Non, je ne me formaliserai pas comme certains des légers écarts de justesse dans les choeurs avec Kate et Anna (rarement impeccables au plan technique) ou encore la séquence a cappella avec ses propres musiciens, pas parfaite non plus. Encore faut-il vraiment saisir l'essence de la culture populaire de pointe et l'importance (très) relative de ses inexactitudes techniques, surtout lorsqu'elles sont rarissimes comme ce fut le cas dimanche.

Pour le reste, ce fut la grande classe. Oui, Emmylou a fort bien chanté, et ce dans un cadre instrumental idéal pour l'occasion - guitares, claviers, basse, percussions, mandoline, violon. Depuis l'époque où elle obtint sa première vraie chance de passer aux grandes ligues en devenant l'acolyte provisoire de feu Gram Parsons (mort d'overdose en 1973, à l'âge de 26 ans), il faut dire qu'elle a été associée à l'élite des genres country et folk.

Native de Birmingham (Alabama), résidante de Nashville (Tennessee), elle a toujours mené des formations top niveau. Je me souviens d'un récital mémorable à Branson, Missouri, au début des années 90, alors que je préparais reportage sur le renouveau country. Déjà, la chanteuse embauchait la crème des musiciens country, je pense entre autres au multi-instrumentiste Sam Bush (mandoline, etc.) qu'on aurait aimé entendre davantage au concert country/bluegrass du contrebassiste Charlie Haden, l'été dernier.

Le cycle actuel d'Emmylou Harris, qui ne cesse de raffiner ses propositions chansonnières depuis les débuts de sa carrière, nous permet entre autres de découvrir le guitariste, auteur, compositeur et interprète Buddy Miller, qui assurait dimanche la première partie de son employeuse en plus d'être son accompagnateur central. Superbe chanteur doublé d'un instrumentiste chevronné, usant d'un humour subtil (on retiendra une séquence drolatique d'auto-apitoiement au sujet de son triple pontage coronarien), Miller fait aussi partie de l'élite country.

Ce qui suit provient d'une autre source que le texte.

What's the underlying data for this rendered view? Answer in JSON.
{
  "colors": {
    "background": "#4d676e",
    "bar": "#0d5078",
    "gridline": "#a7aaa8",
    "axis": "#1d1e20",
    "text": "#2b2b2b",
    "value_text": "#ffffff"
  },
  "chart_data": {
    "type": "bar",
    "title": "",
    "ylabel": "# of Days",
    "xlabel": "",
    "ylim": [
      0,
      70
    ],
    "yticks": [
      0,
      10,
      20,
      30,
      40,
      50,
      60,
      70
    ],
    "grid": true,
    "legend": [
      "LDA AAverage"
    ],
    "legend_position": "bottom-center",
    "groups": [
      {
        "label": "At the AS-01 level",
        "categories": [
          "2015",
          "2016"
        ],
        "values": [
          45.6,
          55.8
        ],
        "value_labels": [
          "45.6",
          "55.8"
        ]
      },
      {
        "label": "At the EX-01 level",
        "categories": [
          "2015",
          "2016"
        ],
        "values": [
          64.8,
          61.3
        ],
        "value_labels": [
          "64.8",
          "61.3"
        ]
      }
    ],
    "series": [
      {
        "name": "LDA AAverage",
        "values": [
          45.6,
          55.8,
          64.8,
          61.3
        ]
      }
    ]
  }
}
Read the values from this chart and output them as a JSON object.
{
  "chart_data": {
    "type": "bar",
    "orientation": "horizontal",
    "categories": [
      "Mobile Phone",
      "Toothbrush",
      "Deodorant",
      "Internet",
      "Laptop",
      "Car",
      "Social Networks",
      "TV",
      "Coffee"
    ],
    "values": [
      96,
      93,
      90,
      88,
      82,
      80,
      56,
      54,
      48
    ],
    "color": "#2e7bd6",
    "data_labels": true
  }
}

Ainsi, son accompagnement fut impeccable sur toute la ligne, tout comme celui des autres Red Dirt Boys d'Emmylou (en référence au titre d'un de ses derniers albums, Red Dirt Girl, paru en 2000) qui ont enchaîné les relectures signifiantes de son matériel original - Hold On, Take That Ride, My Antonia, etc. Également au programme, ont figuré des reprises signifiantes, ce qui nous en dit long sur le goût d'Emmylou; Even Cowgirls Get The Blues (Rodney Crowell), Save The Last Dance For Me (Doc Pomus/Mort Shuman), All That You Have Is You Soul (Tracy Chapman), Making Believe (Jimmy Work) ou encore la célébrissime Love Hurts (Everly Brothers) que la belle dame à la crinière blanche avait interprétée jadis avec Gram Parsons alors qu'elle avait la crinière brune.

Ça ne nous rajeunit peut-être pas, mais ça garde assurément le coeur jeune.